Indo-Pacific Climate Diplomacy Australia’s Pacific friends, including Fiji Prime Minister Frank Bainimarama said: “Australia’s [net zero] pledge is a start. I’ve now urged [PM] Scott Morrison to show us a concrete plan to halve emissions by 2030”.    That’s what we need to do – slash emissions at least 50% this decade and phase out fossil fuels as quickly as possible.
Overall contribution towards COP26’s efforts to keep the planet ​​from warming no more than 1.5℃ above pre-industrial levelsWhile many countries stepped up in Glasgow and promised to do more, the world is still a long way from what is needed to limit warming below 1.5°C. Globally, we are still on track to exceed 2℃ of warming and this would lock in even more severe climate extremes, like the Black Summer bushfires, and spells catastrophe for our Pacific Island neighbours and our own Great Barrier Reef. 
Overall FAIL   The federal government acted as a dangerous handbrake at COP26. While 140 countries lifted their game on climate action at the summit, the federal government cemented its reputation as a laggard and blocker.    The pressure is on the federal government to step up, not cop out. The Glasgow Climate Pact is clear that governments like ours must return to the table next year with a stronger 2030 target. It’s critical that we do everything possible to slash carbon pollution this decade. We need to act as if our futures depend on it – because they do.

This is what the Climate Council believes should be done to change our current inertia position.

Climate Council CEO Amanda McKenzie 

“The federal government has tarnished Australia’s good name in Glasgow failing to put forward a meaningful 2030 emissions reduction target. 

“The Morrison government must do better. All new fossil fuel expansion must cease, and we need to phase out their use as quickly as possible. Let’s show the world what we’re really made of.”

Climate Councillor and economist, Nicki Hutley 

“Australia’s position at COP26 has entrenched us as the pariah state. That means we are going to be increasingly vulnerable to carbon border tariffs but also to financial risk premiums. This places an unfair cost-burden on all Australians. 
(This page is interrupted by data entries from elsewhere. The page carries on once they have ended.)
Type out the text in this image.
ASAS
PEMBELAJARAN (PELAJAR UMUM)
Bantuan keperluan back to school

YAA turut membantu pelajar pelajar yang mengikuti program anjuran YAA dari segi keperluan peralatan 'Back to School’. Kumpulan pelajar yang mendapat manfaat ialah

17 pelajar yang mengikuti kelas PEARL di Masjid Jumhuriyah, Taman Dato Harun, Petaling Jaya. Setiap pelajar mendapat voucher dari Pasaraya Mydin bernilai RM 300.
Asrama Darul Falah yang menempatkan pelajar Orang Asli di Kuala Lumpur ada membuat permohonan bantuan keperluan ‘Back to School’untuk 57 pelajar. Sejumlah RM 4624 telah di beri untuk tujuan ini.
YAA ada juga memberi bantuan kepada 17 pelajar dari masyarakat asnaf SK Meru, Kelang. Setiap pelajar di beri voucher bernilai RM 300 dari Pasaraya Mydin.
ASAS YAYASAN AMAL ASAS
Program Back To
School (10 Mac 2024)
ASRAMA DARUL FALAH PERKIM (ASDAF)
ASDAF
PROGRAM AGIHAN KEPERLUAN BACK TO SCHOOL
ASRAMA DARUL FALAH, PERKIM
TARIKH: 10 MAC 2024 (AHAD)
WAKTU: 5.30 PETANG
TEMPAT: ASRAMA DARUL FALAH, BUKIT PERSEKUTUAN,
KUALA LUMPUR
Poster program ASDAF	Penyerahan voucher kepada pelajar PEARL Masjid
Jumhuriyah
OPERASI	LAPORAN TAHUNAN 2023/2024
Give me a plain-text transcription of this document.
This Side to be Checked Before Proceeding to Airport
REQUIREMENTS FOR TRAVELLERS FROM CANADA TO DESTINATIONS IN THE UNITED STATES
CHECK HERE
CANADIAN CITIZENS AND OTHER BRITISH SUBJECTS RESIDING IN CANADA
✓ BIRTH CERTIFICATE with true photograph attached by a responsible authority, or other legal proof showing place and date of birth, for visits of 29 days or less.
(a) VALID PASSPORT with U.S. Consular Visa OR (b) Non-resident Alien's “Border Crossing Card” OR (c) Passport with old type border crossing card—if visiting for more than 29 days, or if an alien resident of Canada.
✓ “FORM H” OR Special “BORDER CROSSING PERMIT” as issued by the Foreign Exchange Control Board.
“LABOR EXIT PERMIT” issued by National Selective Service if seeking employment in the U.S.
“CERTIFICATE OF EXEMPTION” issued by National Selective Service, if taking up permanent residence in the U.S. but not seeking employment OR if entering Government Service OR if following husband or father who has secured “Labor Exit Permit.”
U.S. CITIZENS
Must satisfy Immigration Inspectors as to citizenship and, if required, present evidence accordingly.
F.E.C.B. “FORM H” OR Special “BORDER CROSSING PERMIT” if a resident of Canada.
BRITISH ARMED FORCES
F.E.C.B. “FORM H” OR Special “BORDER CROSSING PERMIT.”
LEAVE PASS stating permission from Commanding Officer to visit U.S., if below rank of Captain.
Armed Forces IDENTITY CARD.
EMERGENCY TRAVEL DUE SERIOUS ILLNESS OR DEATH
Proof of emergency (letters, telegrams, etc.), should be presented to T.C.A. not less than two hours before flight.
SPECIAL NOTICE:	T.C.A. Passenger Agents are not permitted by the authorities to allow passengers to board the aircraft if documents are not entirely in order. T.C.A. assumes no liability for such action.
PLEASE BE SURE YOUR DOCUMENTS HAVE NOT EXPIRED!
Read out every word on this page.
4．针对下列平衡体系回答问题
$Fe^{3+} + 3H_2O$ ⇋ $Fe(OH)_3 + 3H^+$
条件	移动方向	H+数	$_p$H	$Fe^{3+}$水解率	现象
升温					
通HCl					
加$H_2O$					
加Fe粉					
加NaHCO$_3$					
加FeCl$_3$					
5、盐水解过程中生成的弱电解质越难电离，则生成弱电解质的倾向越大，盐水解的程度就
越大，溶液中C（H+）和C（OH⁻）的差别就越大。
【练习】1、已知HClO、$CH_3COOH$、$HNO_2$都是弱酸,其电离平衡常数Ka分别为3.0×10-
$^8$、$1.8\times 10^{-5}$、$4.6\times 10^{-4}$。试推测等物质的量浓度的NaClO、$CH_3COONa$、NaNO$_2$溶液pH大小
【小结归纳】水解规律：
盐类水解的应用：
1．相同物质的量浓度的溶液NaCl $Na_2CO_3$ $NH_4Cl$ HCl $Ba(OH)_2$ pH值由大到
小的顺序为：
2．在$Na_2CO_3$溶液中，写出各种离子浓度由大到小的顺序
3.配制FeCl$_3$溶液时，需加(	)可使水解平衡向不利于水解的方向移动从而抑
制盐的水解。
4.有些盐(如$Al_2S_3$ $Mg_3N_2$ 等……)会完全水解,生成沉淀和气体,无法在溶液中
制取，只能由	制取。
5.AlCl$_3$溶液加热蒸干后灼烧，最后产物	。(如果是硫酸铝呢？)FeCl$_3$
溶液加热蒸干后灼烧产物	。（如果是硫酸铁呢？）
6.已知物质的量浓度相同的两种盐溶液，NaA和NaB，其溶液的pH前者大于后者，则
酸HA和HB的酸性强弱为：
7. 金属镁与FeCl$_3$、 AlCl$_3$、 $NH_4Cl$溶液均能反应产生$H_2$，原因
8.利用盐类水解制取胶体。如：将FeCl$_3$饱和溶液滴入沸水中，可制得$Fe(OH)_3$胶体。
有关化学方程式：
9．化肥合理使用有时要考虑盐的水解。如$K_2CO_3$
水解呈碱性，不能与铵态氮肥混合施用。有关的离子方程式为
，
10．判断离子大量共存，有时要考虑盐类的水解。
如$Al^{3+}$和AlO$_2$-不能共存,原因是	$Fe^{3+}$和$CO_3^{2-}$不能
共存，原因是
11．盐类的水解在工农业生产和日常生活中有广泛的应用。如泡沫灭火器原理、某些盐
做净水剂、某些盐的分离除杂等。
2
The Morrison government thinking we can keep exporting fossil fuels and other emissions-intensive products to the rest of the world without penalty is a negligent fantasy. It will harm the very communities they claim they wish to protect.”

Climate Council Researcher, Dr Wesley Morgan: 

“The Glasgow Climate Pact requires countries like Australia to come back to the table with much stronger commitments in 2022. If the rest of the world had the same 2030 target Australia does now, we’d be headed for 4℃ of warming.  

When there’s a job to do, the genuine Australian way is to get stuck in and help. Australia needs to stop shirking its responsibility and set a new 2030 target that at least matches those set by our friends and allies on the international stage.”

Climate Council Head of Research, Dr Simon Bradshaw

“The federal government showed up empty-handed to a pivotal moment in the fight for our future. They’ve let down our Pacific neighbours, as well as Australians who do not deserve to endure more frequent and severe bushfires, floods, droughts and heatwaves.” 

“As our allies and trading partners rise to the climate challenge, we’re stuck in a polluting past with a handful of countries including Russia and Saudi Arabia.”